Depuis ces événements, Alexander Gauland continue de présenter ce même double visage. Mardi 4 Septembre 2018, il appelle à une « révolution pacifique » contre le « système politique ». Lundi 1er Octobre 2018, Alexander Gauland présente son parti comme assez mûr pour gouverner, affirmant envisager la possibilité d’une « coalition avec une CDU revenue à la raison ». Ce double discours, destiné aux différents électorats de l’AfD, des plus conservateurs aux plus radicaux, témoigne surtout d’un objectif qui, s’il ne paraît pas réalisable à court terme en Bavière, où la CSU a exclu toute idée de coalition avec l’AfD, pourrait provoquer de vifs débats dans les mois prochains au sein de la droite conservatrice des anciens Länder de l’Est, notamment en Saxe, dans le Brandebourg et en Thuringe, où des élections régionales sont prévues en Septembre et en Octobre 2019, et où l’AfD est déjà crédité de plus de 20 % des voix.
Ces intentions de vote semblent faire réfléchir les responsables conservateurs locaux sur leurs stratégies d’alliance.
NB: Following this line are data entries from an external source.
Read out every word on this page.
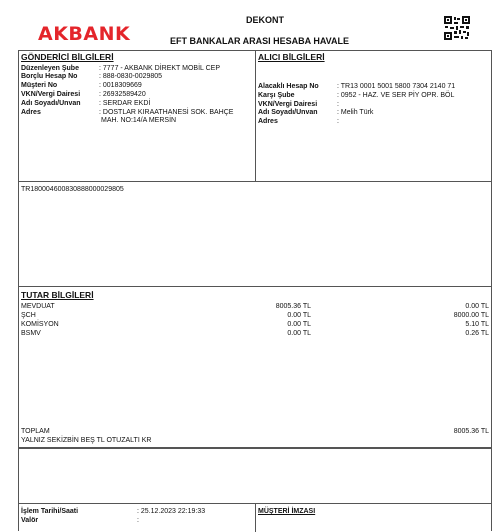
AKBANK
DEKONT
EFT BANKALAR ARASI HESABA HAVALE
GÖNDERİCİ BİLGİLERİ
Düzenleyen Şube	: 7777 - AKBANK DİREKT MOBİL CEP
Borçlu Hesap No	: 888-0830-0029805
Müşteri No	: 0018309669
VKN/Vergi Dairesi	: 26932589420
Adı Soyadı/Unvan	: SERDAR EKDİ
Adres	: DOSTLAR KIRAATHANESİ SOK. BAHÇE
MAH. NO:14/A MERSİN
ALICI BİLGİLERİ
Alacaklı Hesap No	: TR13 0001 5001 5800 7304 2140 71
Karşı Şube	: 0952 - HAZ. VE SER PİY OPR. BÖL
VKN/Vergi Dairesi	:
Adı Soyadı/Unvan	: Melih Türk
Adres	:
TR180004600830888000029805
TUTAR BİLGİLERİ
MEVDUAT	8005.36 TL	0.00 TL
ŞCH	0.00 TL	8000.00 TL
KOMİSYON	0.00 TL	5.10 TL
BSMV	0.00 TL	0.26 TL
TOPLAM	8005.36 TL
YALNIZ SEKİZBİN BEŞ TL OTUZALTI KR
İşlem Tarihi/Saati	: 25.12.2023 22:19:33
Valör	:
MÜŞTERİ İMZASI
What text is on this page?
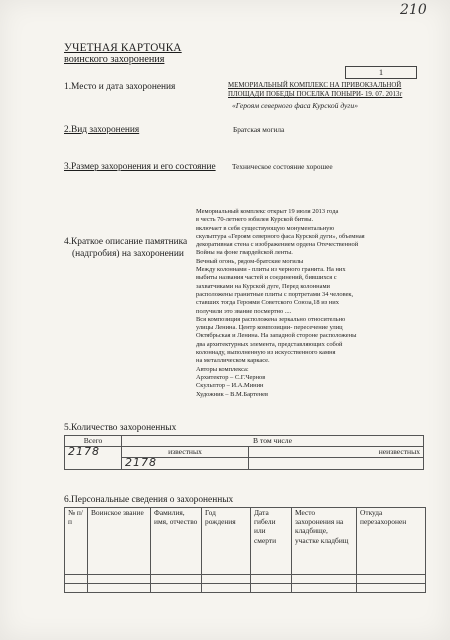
210
УЧЕТНАЯ КАРТОЧКА
воинского захоронения
1
1.Место и дата захоронения	МЕМОРИАЛЬНЫЙ КОМПЛЕКС НА ПРИВОКЗАЛЬНОЙ
ПЛОЩАДИ ПОБЕДЫ ПОСЕЛКА ПОНЫРИ- 19. 07. 2013г
«Героям северного фаса Курской дуги»
2.Вид захоронения	Братская могила
3.Размер захоронения и его состояние Техническое состояние хорошее
4.Краткое описание памятника
(надгробия) на захоронении
Мемориальный комплекс открыт 19 июля 2013 года
в честь 70-летнего юбилея Курской битвы.
включает в себя существующую монументальную
скульптура «Героям северного фаса Курской дуги», объемная
декоративная стена с изображением ордена Отечественной
Войны на фоне гвардейской ленты.
Вечный огонь, рядом-братские могилы
Между колоннами - плиты из черного гранита. На них
выбиты названия частей и соединений, бившихся с
захватчиками на Курской дуге, Перед колоннами
расположены гранитные плиты с портретами 34 человек,
ставших тогда Героями Советского Союза,18 из них
получили это звание посмертно ....
Вся композиция расположена зеркально относительно
улицы Ленина. Центр композиции- пересечение улиц
Октябрьская и Ленина. На западной стороне расположены
два архитектурных элемента, представляющих собой
колоннаду, выполненную из искусственного камня
на металлическом каркасе.
Авторы комплекса:
Архитектор – С.Г.Чернов
Скульптор – И.А.Минин
Художник – В.М.Бартенев
5.Количество захороненных
Всего	В том числе	
2178	известных	неизвестных
	2178	
6.Персональные сведения о захороненных
№ п/п	Воинское звание	Фамилия, имя, отчество	Год рождения	Дата гибели или смерти	Место захоронения на кладбище, участке кладбищ	Откуда перезахоронен
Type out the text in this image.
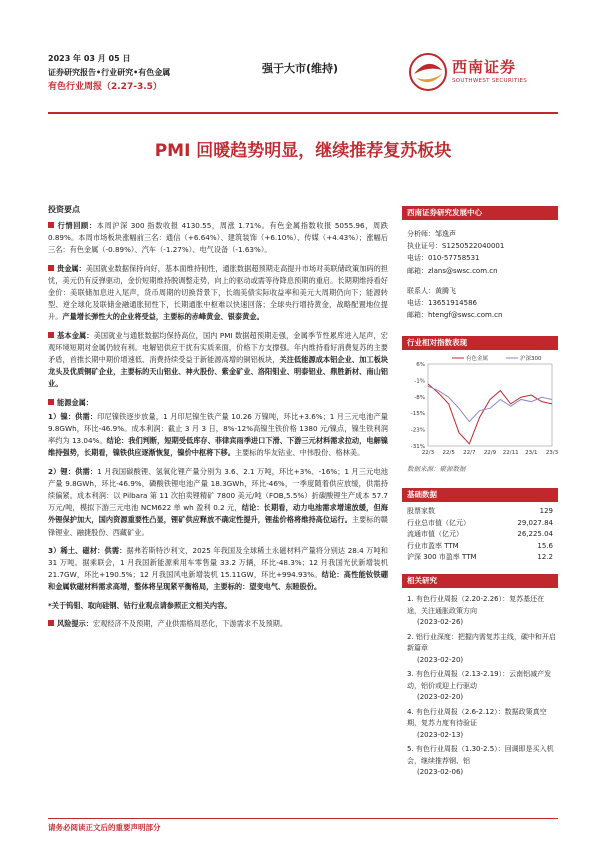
2023 年 03 月 05 日
证券研究报告•行业研究•有色金属
有色行业周报（2.27-3.5）
强于大市(维持)	西南证券
SOUTHWEST SECURITIES
PMI 回暖趋势明显，继续推荐复苏板块
投资要点

行情回顾：本周沪深 300 指数收报 4130.55，周涨 1.71%。有色金属指数收报 5055.96，周跌 0.89%。本周市场板块涨幅前三名：通信（+6.64%）、建筑装饰（+6.10%）、传媒（+4.43%）；涨幅后三名：有色金属（-0.89%）、汽车（-1.27%）、电气设备（-1.63%）。

贵金属：美国就业数据保持向好，基本面维持韧性，通胀数据超预期走高提升市场对美联储政策加码的担忧，美元仍有反弹驱动，金价短期维持脱调整走势，向上的驱动或需等待降息预期的重启。长期期维持看好金价：美联储加息进入尾声，货币周期的切换背景下，长端美债实际收益率和美元大周期仍向下；能源转型、逆全球化及联储金融通胀韧性下，长期通胀中枢难以快速回落；全球央行增持黄金，战略配置地位提升。产量增长弹性大的企业将受益，主要标的赤峰黄金、银泰黄金。

基本金属：美国就业与通胀数据均保持高位，国内 PMI 数据超预期走强，金属季节性累库进入尾声，宏观环境短期对金属仍较有利。电解铝供应干扰有实质来面，价格下方支撑强。年内维持看好消费复苏的主要矛盾，首推长期中期价增速低、消费持续受益于新能源高增的铜铝板块，关注低能源成本铝企业、加工板块龙头及优质铜矿企业，主要标的天山铝业、神火股份、紫金矿业、洛阳钼业、明泰铝业、鼎胜新材、南山铝业。

能源金属：

1）镍：供需：印尼镍铁逐步放量，1 月印尼镍生铁产量 10.26 万镍吨，环比+3.6%；1 月三元电池产量 9.8GWh，环比-46.9%。成本利润：截止 3 月 3 日，8%-12%高镍生铁价格 1380 元/镍点，镍生铁利润率约为 13.04%。结论：我们判断，短期受低库存、菲律宾雨季进口下滑、下游三元材料需求拉动，电解镍维持强势，长期看，镍铁供应逐渐恢复，镍价中枢将下移。主要标的华友钴业、中伟股份、格林美。

2）锂：供需：1 月我国碳酸锂、氢氧化锂产量分别为 3.6、2.1 万吨，环比+3%、-16%；1 月三元电池产量 9.8GWh，环比-46.9%，磷酸铁锂电池产量 18.3GWh，环比-46%，一季度随着供应放缓，供需持续偏紧。成本利润：以 Pilbara 第 11 次拍卖锂精矿 7800 美元/吨（FOB,5.5%）折碳酸锂生产成本 57.7 万元/吨，模拟下游三元电池 NCM622 单 wh 盈利 0.2 元，结论：长期看，动力电池需求增速放缓，但海外锂保护加大，国内资源重要性凸显，锂矿供应释放不确定性提升，锂盐价格将维持高位运行。主要标的赣锋锂业、融捷股份、西藏矿业。

3）稀土、磁材：供需：据弗若斯特沙利文，2025 年我国及全球稀土永磁材料产量将分别达 28.4 万吨和 31 万吨。据乘联会，1 月我国新能源乘用车零售量 33.2 万辆，环比-48.3%；12 月我国光伏新增装机 21.7GW，环比+190.5%；12 月我国风电新增装机 15.11GW，环比+994.93%。结论：高性能钕铁硼和金属软磁材料需求高增，整体将呈现紧平衡格局，主要标的：望变电气、东睦股份。

*关于钨钼、取向硅钢、钴行业观点请参照正文相关内容。

风险提示：宏观经济不及预期，产业供需格局恶化，下游需求不及预期。

西南证券研究发展中心
分析师：邹逸声
执业证号：S1250522040001
电话：010-57758531
邮箱：zlans@swsc.com.cn
联系人：黄腾飞
电话：13651914586
邮箱：htengf@swsc.com.cn
行业相对指数表现
6%
-1%
-8%
-15%
-23%
-31%
22/3 22/5 22/7 22/9 22/11 23/1 23/3
有色金属	沪深300
数据来源：聚源数据
基础数据
股票家数	129
行业总市值（亿元）	29,027.84
流通市值（亿元）	26,225.04
行业市盈率 TTM	15.6
沪深 300 市盈率 TTM	12.2
相关研究
1. 有色行业周报（2.20-2.26）：复苏基还在途，关注通胀政策方向
(2023-02-26)
2. 铝行业深度：把握内需复苏主线，碳中和开启新篇章
(2023-02-20)
3. 有色行业周报（2.13-2.19）：云南铝减产发动，铝价或迎上行驱动
(2023-02-20)
4. 有色行业周报（2.6-2.12）：数据政策真空期，复苏力度有待验证
(2023-02-13)
5. 有色行业周报（1.30-2.5）：回调即是买入机会，继续推荐钢、铝
(2023-02-06)
请务必阅读正文后的重要声明部分
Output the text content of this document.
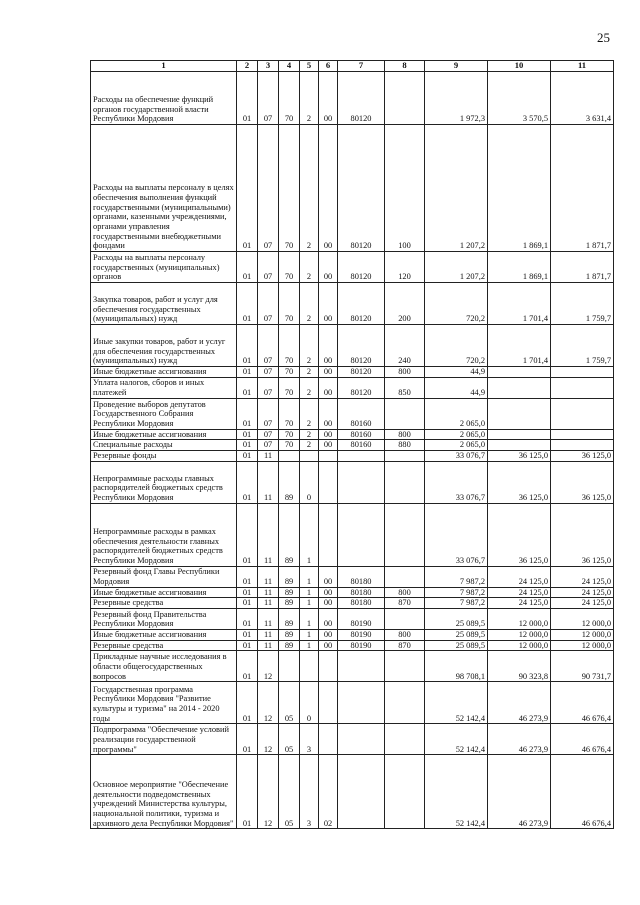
25
1	2	3	4	5	6	7	8	9	10	11
Расходы на обеспечение функций органов государственной власти Республики Мордовия	01	07	70	2	00	80120		1 972,3	3 570,5	3 631,4
Расходы на выплаты персоналу в целях обеспечения выполнения функций государственными (муниципальными) органами, казенными учреждениями, органами управления государственными внебюджетными фондами	01	07	70	2	00	80120	100	1 207,2	1 869,1	1 871,7
Расходы на выплаты персоналу государственных (муниципальных) органов	01	07	70	2	00	80120	120	1 207,2	1 869,1	1 871,7
Закупка товаров, работ и услуг для обеспечения государственных (муниципальных) нужд	01	07	70	2	00	80120	200	720,2	1 701,4	1 759,7
Иные закупки товаров, работ и услуг для обеспечения государственных (муниципальных) нужд	01	07	70	2	00	80120	240	720,2	1 701,4	1 759,7
Иные бюджетные ассигнования	01	07	70	2	00	80120	800	44,9		
Уплата налогов, сборов и иных платежей	01	07	70	2	00	80120	850	44,9		
Проведение выборов депутатов Государственного Собрания Республики Мордовия	01	07	70	2	00	80160		2 065,0		
Иные бюджетные ассигнования	01	07	70	2	00	80160	800	2 065,0		
Специальные расходы	01	07	70	2	00	80160	880	2 065,0		
Резервные фонды	01	11						33 076,7	36 125,0	36 125,0
Непрограммные расходы главных распорядителей бюджетных средств Республики Мордовия	01	11	89	0				33 076,7	36 125,0	36 125,0
Непрограммные расходы в рамках обеспечения деятельности главных распорядителей бюджетных средств Республики Мордовия	01	11	89	1				33 076,7	36 125,0	36 125,0
Резервный фонд Главы Республики Мордовия	01	11	89	1	00	80180		7 987,2	24 125,0	24 125,0
Иные бюджетные ассигнования	01	11	89	1	00	80180	800	7 987,2	24 125,0	24 125,0
Резервные средства	01	11	89	1	00	80180	870	7 987,2	24 125,0	24 125,0
Резервный фонд Правительства Республики Мордовия	01	11	89	1	00	80190		25 089,5	12 000,0	12 000,0
Иные бюджетные ассигнования	01	11	89	1	00	80190	800	25 089,5	12 000,0	12 000,0
Резервные средства	01	11	89	1	00	80190	870	25 089,5	12 000,0	12 000,0
Прикладные научные исследования в области общегосударственных вопросов	01	12						98 708,1	90 323,8	90 731,7
Государственная программа Республики Мордовия "Развитие культуры и туризма" на 2014 - 2020 годы	01	12	05	0				52 142,4	46 273,9	46 676,4
Подпрограмма "Обеспечение условий реализации государственной программы"	01	12	05	3				52 142,4	46 273,9	46 676,4
Основное мероприятие "Обеспечение деятельности подведомственных учреждений Министерства культуры, национальной политики, туризма и архивного дела Республики Мордовия"	01	12	05	3	02			52 142,4	46 273,9	46 676,4
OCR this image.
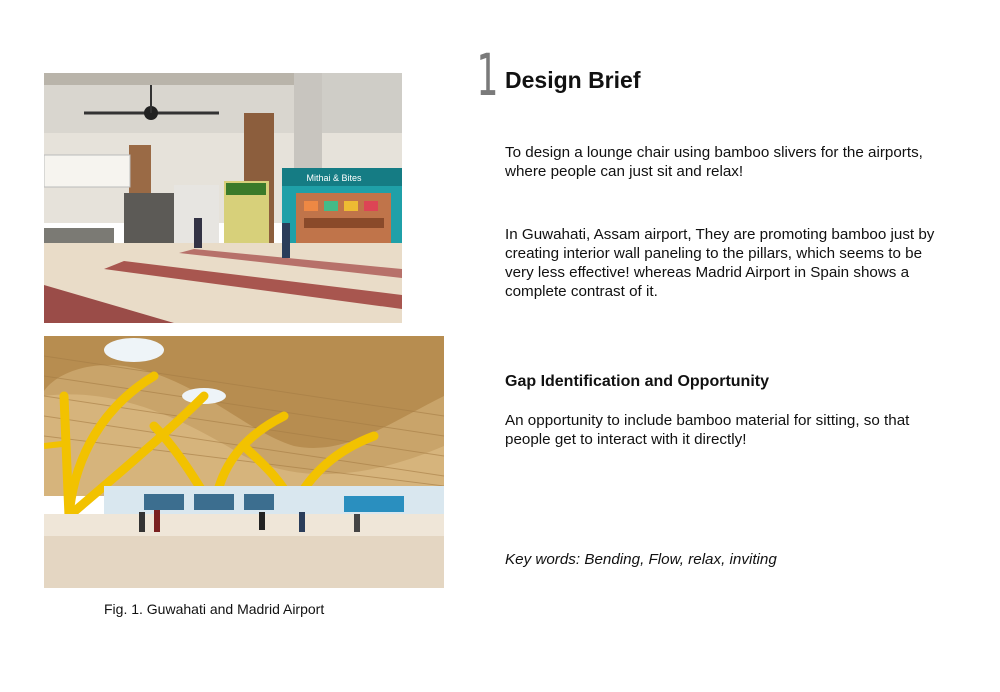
Mithai & Bites
Fig. 1. Guwahati and Madrid Airport
1 Design Brief
To design a lounge chair using bamboo slivers for the airports, where people can just sit and relax!
In Guwahati, Assam airport, They are promoting bamboo just by creating interior wall paneling to the pillars, which seems to be very less effective! whereas Madrid Airport in Spain shows a complete contrast of it.
Gap Identification and Opportunity
An opportunity to include bamboo material for sitting, so that people get to interact with it directly!
Key words: Bending, Flow, relax, inviting
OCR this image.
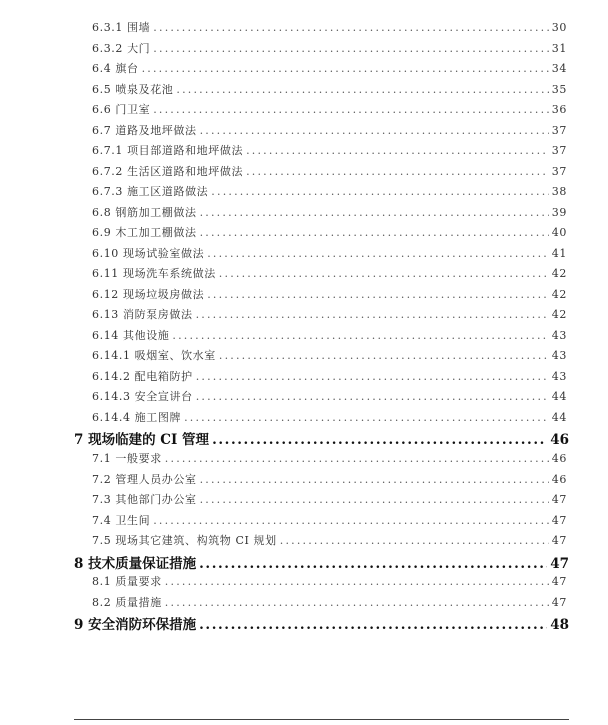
6.3.1 围墙 .....	30
6.3.2 大门 .....	31
6.4 旗台 .....	34
6.5 喷泉及花池 .....	35
6.6 门卫室 .....	36
6.7 道路及地坪做法 .....	37
6.7.1 项目部道路和地坪做法 .....	37
6.7.2 生活区道路和地坪做法 .....	37
6.7.3 施工区道路做法 .....	38
6.8 钢筋加工棚做法 .....	39
6.9 木工加工棚做法 .....	40
6.10 现场试验室做法 .....	41
6.11 现场洗车系统做法 .....	42
6.12 现场垃圾房做法 .....	42
6.13 消防泵房做法 .....	42
6.14 其他设施 .....	43
6.14.1 吸烟室、饮水室 .....	43
6.14.2 配电箱防护 .....	43
6.14.3 安全宣讲台 .....	44
6.14.4 施工图牌 .....	44
7 现场临建的 CI 管理 .....	46
7.1 一般要求 .....	46
7.2 管理人员办公室 .....	46
7.3 其他部门办公室 .....	47
7.4 卫生间 .....	47
7.5 现场其它建筑、构筑物 CI 规划 .....	47
8 技术质量保证措施 .....	47
8.1 质量要求 .....	47
8.2 质量措施 .....	47
9 安全消防环保措施 .....	48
Christian Hartmann, à peine élu président du groupe CDU au parlement régional de Saxe, le Mardi 25 Septembre 2018, a ainsi fait savoir qu’il n’excluait une coalition avec l’AfD. L’hypothèse a certes aussitôt été condamnée au plus haut niveau par Angela Merkel, mais aucun responsable de la CDU n’avait osé la formuler jusque-là. Un signe, parmi d’autres, de l’affaiblissement politique de la chancelière qui, après treize ans au pouvoir, semble assister, impuissante, à l’enracinement dans le paysage politique allemand d’une extrême droite conquérante.